Panique chez les jouets
de Joel Simon, Bruno Collet, Vincent Patar, Stéphane Aubier
Pour Panique chez les jouets, sorti au cinéma le 26 novembre, comme le titre l’indique, les jouets mènent la danse. Cette trilogie de courts-métrages en stop-motion s’ouvre sur Macropolis, le voyage initiatique de deux figurines (un chat borgne et un chien unijambiste) remisés à la poubelle à cause de leurs handicaps mais bien décidés à trouver une famille d’accueil, quitte à braver tous les dangers d’une grande ville. Petit Dragon, le 2e segment, est un cri d’amour à Bruce Lee. Une poupée à l’effigie du célèbre acteur prend vie et doit, à coup de bougie d’anniversaire terrasser un terrible robot.
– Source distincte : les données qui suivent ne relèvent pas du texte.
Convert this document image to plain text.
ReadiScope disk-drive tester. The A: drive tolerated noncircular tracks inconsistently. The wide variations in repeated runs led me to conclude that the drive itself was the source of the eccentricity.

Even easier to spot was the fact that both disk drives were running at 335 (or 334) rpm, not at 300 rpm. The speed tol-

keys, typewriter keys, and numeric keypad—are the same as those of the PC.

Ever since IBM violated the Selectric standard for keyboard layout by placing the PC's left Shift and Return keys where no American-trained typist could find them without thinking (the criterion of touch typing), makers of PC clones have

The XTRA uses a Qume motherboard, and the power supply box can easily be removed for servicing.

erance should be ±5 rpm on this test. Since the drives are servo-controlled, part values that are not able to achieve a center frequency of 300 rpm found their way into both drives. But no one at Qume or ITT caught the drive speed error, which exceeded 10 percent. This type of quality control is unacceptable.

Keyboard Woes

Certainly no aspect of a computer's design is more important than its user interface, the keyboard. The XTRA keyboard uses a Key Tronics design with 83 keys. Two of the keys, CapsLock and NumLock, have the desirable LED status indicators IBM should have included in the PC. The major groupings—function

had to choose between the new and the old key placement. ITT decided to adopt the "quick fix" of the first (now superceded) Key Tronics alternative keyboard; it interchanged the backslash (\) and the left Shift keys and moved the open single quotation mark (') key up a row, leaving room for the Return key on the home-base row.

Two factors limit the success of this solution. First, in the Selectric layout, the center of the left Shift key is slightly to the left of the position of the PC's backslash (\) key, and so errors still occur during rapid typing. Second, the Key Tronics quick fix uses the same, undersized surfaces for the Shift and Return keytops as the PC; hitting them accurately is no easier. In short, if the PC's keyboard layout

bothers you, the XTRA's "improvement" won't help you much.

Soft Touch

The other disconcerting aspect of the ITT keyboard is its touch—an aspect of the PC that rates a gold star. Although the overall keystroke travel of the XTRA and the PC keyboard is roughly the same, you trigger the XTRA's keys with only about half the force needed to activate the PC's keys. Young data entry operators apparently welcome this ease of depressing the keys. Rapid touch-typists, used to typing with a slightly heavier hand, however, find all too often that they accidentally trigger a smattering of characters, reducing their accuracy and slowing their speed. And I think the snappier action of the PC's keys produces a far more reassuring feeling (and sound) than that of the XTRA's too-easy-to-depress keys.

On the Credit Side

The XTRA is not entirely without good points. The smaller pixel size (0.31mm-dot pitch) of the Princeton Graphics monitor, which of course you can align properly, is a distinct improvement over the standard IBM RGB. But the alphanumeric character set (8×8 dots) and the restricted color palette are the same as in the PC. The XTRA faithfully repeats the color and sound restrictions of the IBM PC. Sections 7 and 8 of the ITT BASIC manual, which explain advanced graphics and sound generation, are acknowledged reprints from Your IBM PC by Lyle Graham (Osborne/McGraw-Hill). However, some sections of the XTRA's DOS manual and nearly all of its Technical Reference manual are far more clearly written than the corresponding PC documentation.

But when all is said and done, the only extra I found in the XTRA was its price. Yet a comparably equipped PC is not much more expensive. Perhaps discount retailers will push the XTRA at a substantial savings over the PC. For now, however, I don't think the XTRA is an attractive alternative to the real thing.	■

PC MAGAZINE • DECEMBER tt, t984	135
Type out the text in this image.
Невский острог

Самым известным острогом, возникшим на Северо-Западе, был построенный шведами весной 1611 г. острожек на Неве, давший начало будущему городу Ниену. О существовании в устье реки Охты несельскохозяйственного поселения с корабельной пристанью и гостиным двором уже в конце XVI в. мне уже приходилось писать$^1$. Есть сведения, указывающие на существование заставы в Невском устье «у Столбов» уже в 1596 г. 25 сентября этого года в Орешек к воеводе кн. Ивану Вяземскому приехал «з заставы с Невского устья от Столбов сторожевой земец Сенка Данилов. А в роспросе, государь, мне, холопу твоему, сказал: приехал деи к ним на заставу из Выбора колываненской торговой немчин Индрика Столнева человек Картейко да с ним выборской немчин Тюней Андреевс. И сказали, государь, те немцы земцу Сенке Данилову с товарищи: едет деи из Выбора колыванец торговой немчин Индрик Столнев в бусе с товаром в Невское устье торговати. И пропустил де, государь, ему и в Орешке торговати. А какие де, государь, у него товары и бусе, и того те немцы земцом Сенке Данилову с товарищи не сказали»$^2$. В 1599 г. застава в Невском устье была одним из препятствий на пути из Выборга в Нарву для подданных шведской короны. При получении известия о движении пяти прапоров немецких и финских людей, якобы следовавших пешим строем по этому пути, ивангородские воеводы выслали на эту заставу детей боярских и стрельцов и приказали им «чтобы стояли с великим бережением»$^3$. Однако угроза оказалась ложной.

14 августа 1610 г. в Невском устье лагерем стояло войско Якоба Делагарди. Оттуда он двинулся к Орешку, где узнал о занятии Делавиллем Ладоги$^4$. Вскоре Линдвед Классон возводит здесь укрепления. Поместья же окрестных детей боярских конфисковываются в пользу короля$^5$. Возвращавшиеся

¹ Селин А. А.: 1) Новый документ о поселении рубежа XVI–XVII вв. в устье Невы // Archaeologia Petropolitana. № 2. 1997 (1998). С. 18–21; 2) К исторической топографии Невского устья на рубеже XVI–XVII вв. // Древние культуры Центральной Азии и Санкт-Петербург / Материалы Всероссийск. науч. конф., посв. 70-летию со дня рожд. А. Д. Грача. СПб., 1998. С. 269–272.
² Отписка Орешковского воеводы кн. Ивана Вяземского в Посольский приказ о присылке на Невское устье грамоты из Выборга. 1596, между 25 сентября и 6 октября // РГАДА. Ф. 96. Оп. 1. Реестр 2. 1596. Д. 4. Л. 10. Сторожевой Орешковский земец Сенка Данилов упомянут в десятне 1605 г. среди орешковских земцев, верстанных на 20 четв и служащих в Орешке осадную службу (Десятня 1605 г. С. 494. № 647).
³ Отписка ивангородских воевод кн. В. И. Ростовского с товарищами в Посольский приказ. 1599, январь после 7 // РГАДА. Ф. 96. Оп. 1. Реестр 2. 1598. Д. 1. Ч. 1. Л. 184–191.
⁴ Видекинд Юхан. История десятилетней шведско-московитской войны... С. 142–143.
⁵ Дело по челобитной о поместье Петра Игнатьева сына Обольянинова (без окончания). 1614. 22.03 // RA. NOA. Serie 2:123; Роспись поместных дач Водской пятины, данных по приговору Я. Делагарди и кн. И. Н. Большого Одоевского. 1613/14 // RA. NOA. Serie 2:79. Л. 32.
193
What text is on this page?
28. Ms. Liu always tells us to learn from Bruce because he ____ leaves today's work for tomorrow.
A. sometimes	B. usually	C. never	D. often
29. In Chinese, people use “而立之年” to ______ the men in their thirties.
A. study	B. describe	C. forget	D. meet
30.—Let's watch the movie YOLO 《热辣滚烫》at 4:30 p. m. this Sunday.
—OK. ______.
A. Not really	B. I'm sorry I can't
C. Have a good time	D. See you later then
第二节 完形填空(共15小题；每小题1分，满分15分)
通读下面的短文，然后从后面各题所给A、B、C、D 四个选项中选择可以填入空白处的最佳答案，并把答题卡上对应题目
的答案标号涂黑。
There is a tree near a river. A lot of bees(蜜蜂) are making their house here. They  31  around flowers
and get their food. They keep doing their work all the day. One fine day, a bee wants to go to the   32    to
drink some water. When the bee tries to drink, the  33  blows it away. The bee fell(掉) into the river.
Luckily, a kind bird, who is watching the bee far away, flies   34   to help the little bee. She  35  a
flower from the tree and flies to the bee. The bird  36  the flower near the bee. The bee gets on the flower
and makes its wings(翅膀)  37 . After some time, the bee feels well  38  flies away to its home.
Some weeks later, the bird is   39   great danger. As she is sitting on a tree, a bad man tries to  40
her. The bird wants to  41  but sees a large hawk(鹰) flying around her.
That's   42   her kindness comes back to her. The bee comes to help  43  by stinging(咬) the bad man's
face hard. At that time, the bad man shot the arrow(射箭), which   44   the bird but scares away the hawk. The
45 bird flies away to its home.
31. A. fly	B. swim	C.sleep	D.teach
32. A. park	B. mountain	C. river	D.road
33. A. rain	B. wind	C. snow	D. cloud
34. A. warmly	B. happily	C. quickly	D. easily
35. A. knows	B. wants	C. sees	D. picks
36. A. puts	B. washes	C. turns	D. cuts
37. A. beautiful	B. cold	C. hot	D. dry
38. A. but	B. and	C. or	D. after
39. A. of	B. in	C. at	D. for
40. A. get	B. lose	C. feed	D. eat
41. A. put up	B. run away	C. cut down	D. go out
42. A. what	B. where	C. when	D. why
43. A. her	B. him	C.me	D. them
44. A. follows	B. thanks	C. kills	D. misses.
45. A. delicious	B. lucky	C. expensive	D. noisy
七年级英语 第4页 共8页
Drôle et ludique pour les plus jeunes, fendard et référencé pour les autres.
Le programme se clôt par un nouvel épisode des aventures d’Indien et Cow Boy, les deux baltringues de Panique au village (série télévisée puis long métrage en 2009). Dans La Bûche de Noël, les deux jouets sabotent le 25 décembre en massacrant la bûche. Mais en trouver une autre à quelques heures du début des festivités n’est pas chose aisée et il va falloir jouer serré avec Steven, le fermier bourru (à qui Benoît Poelvoorde prête sa voix). Panique chez les jouets rappelle les longues heures que vous passiez gamin à inventer des scénarii abracadabrantesques avec des petites figurines. Un fantasme concrétisé.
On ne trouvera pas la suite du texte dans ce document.